Rozdział 38. Każdy związek przechodzi próbę.

*Następny dzień*
*Piotrek*
Wziąłem do ręki zgiętą w połowie kartkę. 
To prawda.
Powiedziałeś, że chcę uciekać, i może masz rację, ale teraz
Jestem tchórzem.
Jestem tchórzem, bo wszystko mnie przeraża i nawet nie próbuję niczego zmienić.
Wiem, że zachowuje się, jakbym była w drugiej klasie podstawówki, ale boję się, że któregoś    dnia obudzę się z krzykiem i
Tak, boję się samotności
Jeśli zdecydujesz się odejść, zrozumiem, ale nigdy się z tym nie pogodzę
Nie wiem czy jestem na tyle silna, żeby poradzić sobie bez Ciebie, ale muszę spróbować.  Zawsze lubiłeś kiedy
Kiedy mówisz mi, że jesteś ze mną, że mi pomożesz to boli to bardziej nic tysiąc zadanych  ciosów nożem
W końcu i tak odejdziesz, bo nie dałam Ci tego czego chciałeś
Nie wiem, czemu tracisz na mnie czas
Czy to tak trudno
Pamiętaj, że to była moja decyzja, bo tylko się gorzej czuję, kiedy za dużo o Tobie myślę.

Jestem bezpieczna. Nie szukaj mnie, obiecuję, że niedługo zadzwonię.
Też za tobą tęsknię. Nawet bardzo. Ale to niczego nie zmienia.
Wybacz.
Martyna
Przesunąłem opuszkami palców po linijkach jej listu, wyczuwając wgłębienia w miejscach, w których przycisnęła długopis tak mocno, że niemal przedziurawiła kartkę. Mogłem sobie z łatwością wyobrazić jak do mnie piszę - jak kreśli koślawe litery, ze zdenerwowania zniekształcając jeszcze bardziej swoje pismo, jak przeklina, stwierdzając, że znów coś źle sformułowała. Gdybym wtedy przy niej był, może bym się i śmiał. Powiedziałbym coś w stylu "Daj spokój, nie wygłupiaj się, opisz to, co Ci leży na sercu i tyle". A tak kiedy czytałem jej list po raz kolejny, chociaż znałem go już na pamięć, wcale nie było mi do śmiechu. To moja własna reakcja była dla mnie niemiłą niespodzianką. Każda przekreślona linijka listu głęboko mnie raniła - jakby krawędzie liter były ostrzami żyletek. Co więcej, za każdym z tych przekreślonych początków, niedokończonych zdań, kryły się długie godziny cierpienia, a cierpienie Martyny dawało mi się we znaki bardziej niż moje własne.

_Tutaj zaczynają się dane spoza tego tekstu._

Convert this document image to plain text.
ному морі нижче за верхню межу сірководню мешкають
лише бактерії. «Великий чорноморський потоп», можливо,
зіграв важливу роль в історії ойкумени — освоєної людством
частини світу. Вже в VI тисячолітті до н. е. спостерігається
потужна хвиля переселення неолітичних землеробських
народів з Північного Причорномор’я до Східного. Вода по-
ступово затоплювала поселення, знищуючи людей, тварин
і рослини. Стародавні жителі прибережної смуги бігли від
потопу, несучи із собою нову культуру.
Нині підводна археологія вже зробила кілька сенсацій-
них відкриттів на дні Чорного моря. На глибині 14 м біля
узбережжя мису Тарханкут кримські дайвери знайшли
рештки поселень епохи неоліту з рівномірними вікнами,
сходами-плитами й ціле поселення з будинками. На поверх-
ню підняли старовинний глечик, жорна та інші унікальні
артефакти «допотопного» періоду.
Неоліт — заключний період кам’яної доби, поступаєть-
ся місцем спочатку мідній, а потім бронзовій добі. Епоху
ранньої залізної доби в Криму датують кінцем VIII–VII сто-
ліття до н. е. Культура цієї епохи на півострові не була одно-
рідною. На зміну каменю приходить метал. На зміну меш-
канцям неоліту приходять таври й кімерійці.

Rozmyślania przerwał mi zapach, od którego jestem uzależniony. Tak, w salonie unosił się jeszcze zapach jej perfum. Najwidoczniej musiała wyjść kilka minut przed moim powrotem. To, że gdybym przyszedł te pięć minut wcześniej, bolało mnie niewyobrażalnie mocno. Może i bym ją spotkał, kiedy zamykałaby za sobą drzwi. Może bym ją zatrzymał, przekonał, że jej miejsce jest właśnie przy mnie. Zresztą mogłem się domyślić już, kiedy rano zadzwoniła do Wiktora i powiedziała, że bierze kilka dni urlopu...
Starannie złożyłem kartkę, tak by zmieściła się do tylnej kieszeni spodni.
***
Następnego dnia w stacji, prawie wszystko było takie samo. Na blacie w kuchni stały niedopite kawy, na stole sterta papierów do wypełnienia, odgłosy trwającego meczu w piłkarzyki, grającego radia, a Wiktor, jak każdego poprzedniego dnia, siedział zamknięty w swoim gabinecie. Prawie, bo brakowało tej osoby, która zawsze wchodziła ze mną do środka, trzymając za rękę. Mimo że w ostatnim czasie nic nie miało dla niej sensu, to zawsze witała się ze wszystkimi z uśmiechem... Przechodząc do szatni, ktoś krzyknął do mnie, ale nie bardzo wiedziałem kto, bo myślałem o tym, żeby znów wrócić do chwili, kiedy szła przede mną, nadal trzymając za rękę, a ja podziwiałem jej zgrabne ruchy. Za ścianą, kiedy już się przebraliśmy, zawszę całowała mnie ostatni raz przed powrotem do domu i mówiła, żebym na siebie uważał. Zamiast tego słyszałem, jak inni ratownicy rozmawiali o mnie i Martynie, próbując jednak mówić szeptem, bym niczego nie usłyszał. Dopiero kiedy wyszedłem, zmienili temat. Zbagatelizowałem wszystko i przeszedłem do kuchni, nastawiając wodę na kawę. Kilka sekund później z pokoju wyszedł Wiktor i mogłem tylko pomarzyć o ciepłym napoju. 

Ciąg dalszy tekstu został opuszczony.